We were required to ask every. single. person, even in the cafe, if they had a BN member card. "Oh, you're buying a cup of coffee for $1.40? Would you like a $25 membership card as well?" You can imagine how well that worked. This was not only incredibly irritating to the employees, but also to the customers. It slows down the line, it annoys people, and regular shoppers who didn't want the card were alienated every single time they chose to spend money there. For probably every 50 people who I asked if they wanted a card, maybe one person got one. So that's 49 pissed off folk, and one $25 membership card sale. Doesn't really seem worth it to me.
I realize that upselling at the register must work often enough that businesses see it as a worthwhile practice, but what they really should be doing is NOT PISSING OFF CUSTOMERS WHO CHOOSE TO COME INTO THE STORE.
Does anyone like being upsold? Does anyone actually think, you know, you're right, cashier, even though I told you that I only wanted a medium popcorn, I actually do want a large. You clearly know my mind better than I do. I go to Target often enough that I know all about the Target card. I've had one in the past, and you know what? The interest rate was ridiculous! Of course, they don't mention that at the register.
My most recent experience with upselling came at the movie theatre concessions stand. BF ordered us a medium popcorn. "Do you want a large?" The eager cashier asked. "No, I want a medium, like I ordered," he told her.
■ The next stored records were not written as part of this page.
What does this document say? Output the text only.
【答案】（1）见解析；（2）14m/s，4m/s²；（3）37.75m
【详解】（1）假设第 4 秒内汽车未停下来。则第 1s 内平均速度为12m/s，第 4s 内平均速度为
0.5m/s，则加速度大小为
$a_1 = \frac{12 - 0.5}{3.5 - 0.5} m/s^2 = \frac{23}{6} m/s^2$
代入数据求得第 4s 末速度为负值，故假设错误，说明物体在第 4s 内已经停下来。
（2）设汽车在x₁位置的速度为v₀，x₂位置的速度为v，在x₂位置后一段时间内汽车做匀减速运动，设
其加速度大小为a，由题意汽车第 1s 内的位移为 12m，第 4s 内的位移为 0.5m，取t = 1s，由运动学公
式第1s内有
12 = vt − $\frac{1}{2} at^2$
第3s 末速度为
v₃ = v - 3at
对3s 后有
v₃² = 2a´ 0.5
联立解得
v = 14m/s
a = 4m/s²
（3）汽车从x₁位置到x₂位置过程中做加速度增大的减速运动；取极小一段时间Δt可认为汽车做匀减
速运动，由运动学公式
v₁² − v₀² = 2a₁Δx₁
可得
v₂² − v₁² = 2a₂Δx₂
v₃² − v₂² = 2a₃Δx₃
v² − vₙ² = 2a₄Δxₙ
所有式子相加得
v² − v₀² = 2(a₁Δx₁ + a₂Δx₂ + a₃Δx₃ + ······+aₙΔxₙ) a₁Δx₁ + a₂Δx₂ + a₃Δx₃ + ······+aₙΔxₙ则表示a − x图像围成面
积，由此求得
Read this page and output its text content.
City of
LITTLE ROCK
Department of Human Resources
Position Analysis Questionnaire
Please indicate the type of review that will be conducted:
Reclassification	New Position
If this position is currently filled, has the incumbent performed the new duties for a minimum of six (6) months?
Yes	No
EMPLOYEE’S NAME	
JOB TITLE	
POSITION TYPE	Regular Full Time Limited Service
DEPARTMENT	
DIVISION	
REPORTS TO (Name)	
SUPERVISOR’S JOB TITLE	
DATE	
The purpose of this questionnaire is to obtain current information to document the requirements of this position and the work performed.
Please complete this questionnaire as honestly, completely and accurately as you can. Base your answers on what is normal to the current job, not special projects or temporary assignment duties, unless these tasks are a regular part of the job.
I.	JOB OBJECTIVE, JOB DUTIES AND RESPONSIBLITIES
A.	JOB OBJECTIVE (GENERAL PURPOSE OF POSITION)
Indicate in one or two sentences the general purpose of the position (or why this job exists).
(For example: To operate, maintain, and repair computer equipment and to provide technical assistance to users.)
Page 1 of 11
|If I can't finish a medium, why would I order a large!?!?!|
So, upselling is rude because you're basically calling the customer stupid, but in this case too she was so eager to sell him a large popcorn, that she interrupted the rest of his order and failed to ring up the Raisinettes. We stood there awkwardly until he asked, "Can I have my Raisinettes?" Then she had to ring them up, he had to dig for more cash, and all the people in line behind us had to wait longer.
In cases like these, you want to be rude to the cashier, who is just doing her job. She would get yelled at by her boss if she was caught not upselling, but she's also just as likely to get yelled at by customers for being incredibly annoying. As if cashiering isn't already a thankless, soul-crushing job.
I didn't go to business school, and I'm obviously not in the business of chasing profits, but I do shop out of necessity and for fun (sometimes). I can honestly say that stores that engage in aggressive upselling will lose my business, and I bet I'm not the only one who feels this way. When retailers are legitimately worried about physical stores turning a profit, they should not be irritating the customers who have made the effort to get in their cars and drive there. Gone are the days when the store was the only game in town, if I have the option of avoiding annoying upselling, I'll take it, and it seems many other people will as well.
Sorry for the rant, but it just amazes me that people who study sales techniques don't seem to think that pissing people off is a poor strategy. I long to live in a world without upselling, but I'm not holding my breath.
*I do realize that making purchase suggestions like online retailers do is a form of upselling, but it's less annoying and easier to ignore.